Q. The V-783 can be integrated with PI’s A-800 ACS-based motion controllers to support synchronised multi-axis operation and advanced automation. How are customers leveraging these capabilities to improve throughput, productivity, and process consistency in industrial and semiconductor applications?

Many modern manufacturing processes involve coordinated motion across multiple axes, often synchronised with cameras, sensors, lasers, dispensing systems, or robotic handling equipment. The A-800 controller platform enables deterministic synchronisation between motion, inspection, and process operations.

Customers use these capabilities to reduce cycle times, increase throughput, and improve process repeatability. In semiconductor inspection, for example, synchronised motion allows high-speed scanning while maintaining precise image acquisition timing. In advanced packaging and photonics assembly applications, coordinated motion and process control help improve alignment accuracy and reduce process variability. These capabilities ultimately translate into higher yields, improved productivity, and more consistent manufacturing results.

Q. Looking ahead, what trends do you expect to shape the next generation of precision positioning systems, particularly as industries such as semiconductor manufacturing, photonics, biotechnology, and industrial automation continue to demand higher accuracy, greater throughput, and more intelligent motion control solutions?

Several trends are converging. First, we will continue to see increasing demand for higher throughput without sacrificing precision. This requires lighter, stiffer structures, higher-performance drives, and more sophisticated control systems.  

Second, motion systems are becoming increasingly integrated with machine intelligence.

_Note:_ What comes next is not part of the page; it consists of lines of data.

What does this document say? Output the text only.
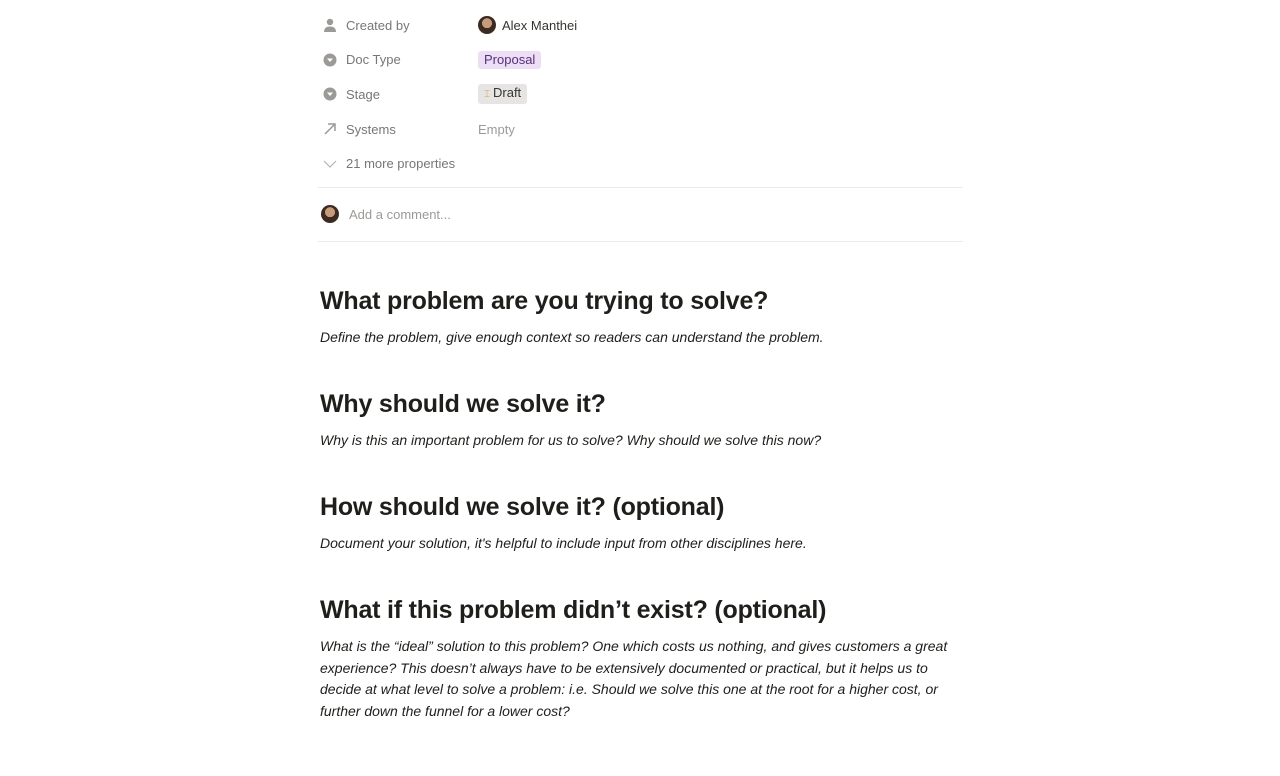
Created by	Alex Manthei
Doc Type	Proposal
Stage	⌶ Draft
Systems	Empty
21 more properties
Add a comment...
What problem are you trying to solve?

Define the problem, give enough context so readers can understand the problem.

Why should we solve it?

Why is this an important problem for us to solve? Why should we solve this now?

How should we solve it? (optional)

Document your solution, it's helpful to include input from other disciplines here.

What if this problem didn’t exist? (optional)

What is the “ideal” solution to this problem? One which costs us nothing, and gives customers a great experience? This doesn’t always have to be extensively documented or practical, but it helps us to decide at what level to solve a problem: i.e. Should we solve this one at the root for a higher cost, or further down the funnel for a lower cost?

Real-time process feedback, predictive maintenance, AI-assisted optimisation, and adaptive control strategies will play a growing role in improving system performance and uptime.   We also see a rise in the demand for bearingless moton systems such as  Maglev magnetic control technology that allow full 6DOF control of motion without any limitations through mechanical or air bearings.

Third, advanced manufacturing applications are driving demand for tighter integration between motion, metrology, vision systems, and process tools. Future positioning platforms will increasingly function as intelligent subsystems rather than standalone motion devices.

Finally, industries such as semiconductor manufacturing, photonics, biotechnology, and quantum technologies are pushing positioning requirements into the sub-nanometer regime. Meeting these requirements will require continued advances in encoder technology, thermal compensation, active vibration suppression, and system-level motion control architectures. The future will belong to highly integrated, data-driven precision motion systems that combine accuracy, speed, automation, and intelligence in a single platform.